"What a scholar one might be if one knew well only some half a dozen books" -- Flaubert
It was just over a year ago that I first read Nabokov's introductory lecture "Good Writers and Good Readers" from his Lectures on Literature. This lecture was meant to be the first reading I completed for a directed reading in Modernism and Identity in 20th Century American Literature. I was also planning to post on it over a year ago. But then my health had other plans. Now, finally, I'm getting the posting up.
In this first lecture, Nabokov defines great readers and great writers:
- The great reader is a rereader. Because the first reading of a book must be linear, it is only on second or third reading that the writer really understands the structure of the work (and hence the genius of it).

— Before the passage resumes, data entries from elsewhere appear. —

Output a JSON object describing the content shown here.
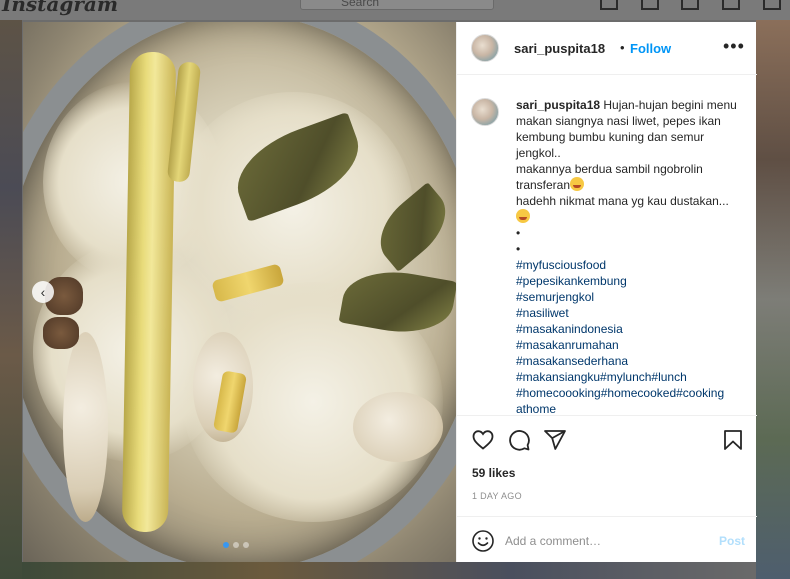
{
  "background": {
    "site_logo": "Instagram",
    "search_placeholder": "Search"
  },
  "post": {
    "carousel_prev_icon": "chevron-left-icon",
    "carousel_dots": 3,
    "carousel_active_dot": 1,
    "header": {
      "username": "sari_puspita18",
      "separator": "•",
      "follow_label": "Follow",
      "more_label": "•••"
    },
    "caption": {
      "username": "sari_puspita18",
      "text_line1": " Hujan-hujan begini menu makan siangnya nasi liwet, pepes ikan kembung bumbu kuning dan semur jengkol..",
      "text_line2": "makannya berdua sambil ngobrolin transferan",
      "text_line3": "hadehh nikmat mana yg kau dustakan...",
      "bullet1": "•",
      "bullet2": "•",
      "hashtags": [
        "#myfusciousfood",
        "#pepesikankembung",
        "#semurjengkol",
        "#nasiliwet",
        "#masakanindonesia",
        "#masakanrumahan",
        "#masakansederhana",
        "#makansiangku#mylunch#lunch",
        "#homecoooking#homecooked#cooking",
        "athome"
      ]
    },
    "likes": "59 likes",
    "time": "1 DAY AGO",
    "comment_placeholder": "Add a comment…",
    "post_label": "Post"
  },
  "colors": {
    "follow": "#0095f6",
    "hashtag": "#00376b",
    "post_disabled": "#b2dffc"
  }
}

- The mind is the only part of the reader that should come to bear on a book. Avoid bringing emotion or connection to your reading, but bring imagination. Disbelief must be suspended .
- Never identify with a character!: “this is the worst thing a reader can do.”

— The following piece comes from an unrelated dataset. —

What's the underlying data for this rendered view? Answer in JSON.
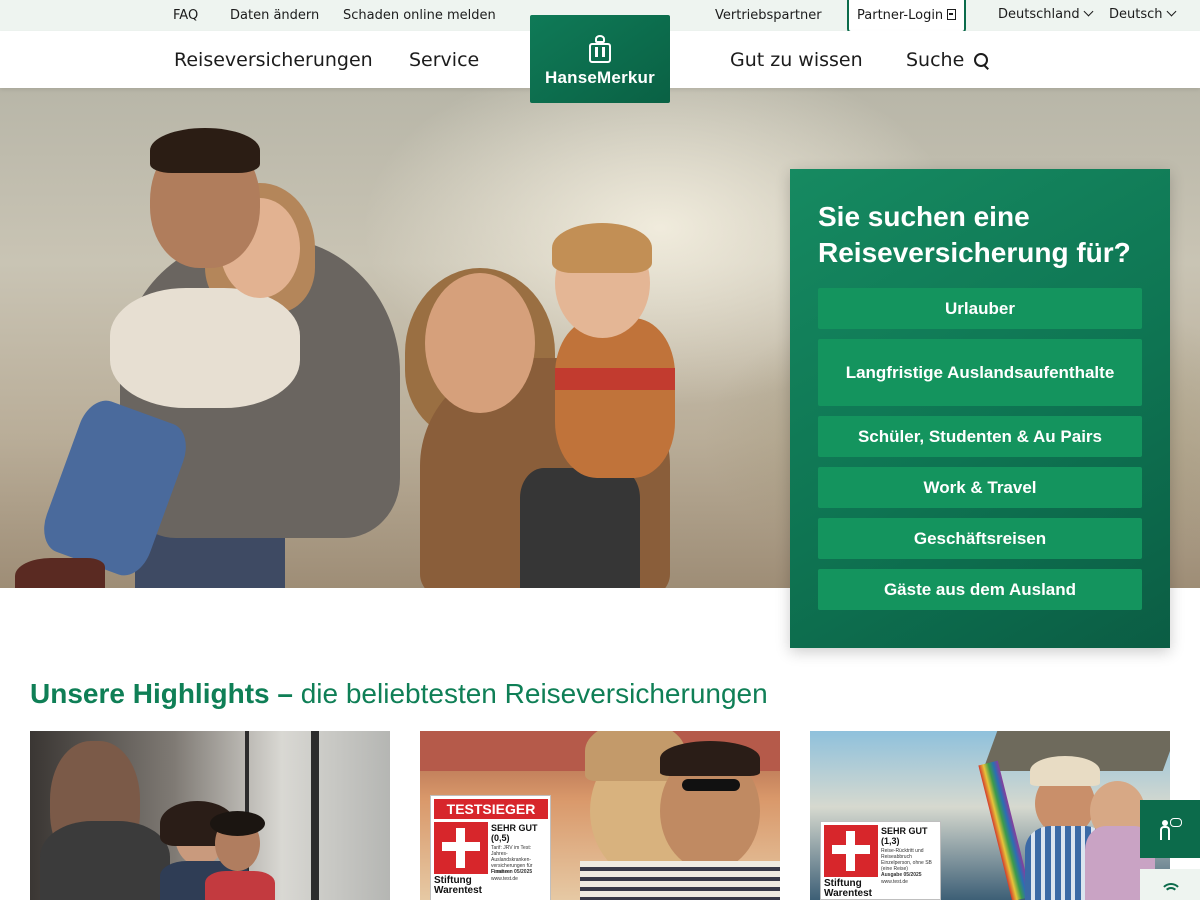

- “What should be established… is a harmonious balance between the reader’s mind and the author’s mind.”
- “Everything that is worthwhile is to some extent subjective.”
And what do I think of Nabokov’s reader? I agree with him, for the most part. Surely rereading a great work is important, and without a willing imagination, how could the reader ever appreciate the author’s art as creation. I also agree that bringing to much personal emotion to a book can damage one’s appreciation – how could the sexually molested girl ever read Lolita with an appreciation for its artistic prose? To be contrary, I do see value in identifying with a reader when that identification is part of what the author asks of the reader (such as in Salinger’s work – the identification with Franny is especially important to really understand how the conversation with Zooey works). However, only a masochistic reader would seek to identify with most of Roth’s characters, or with Nabokov’s own Pnin, Humbert Humbert, or Lolita herself.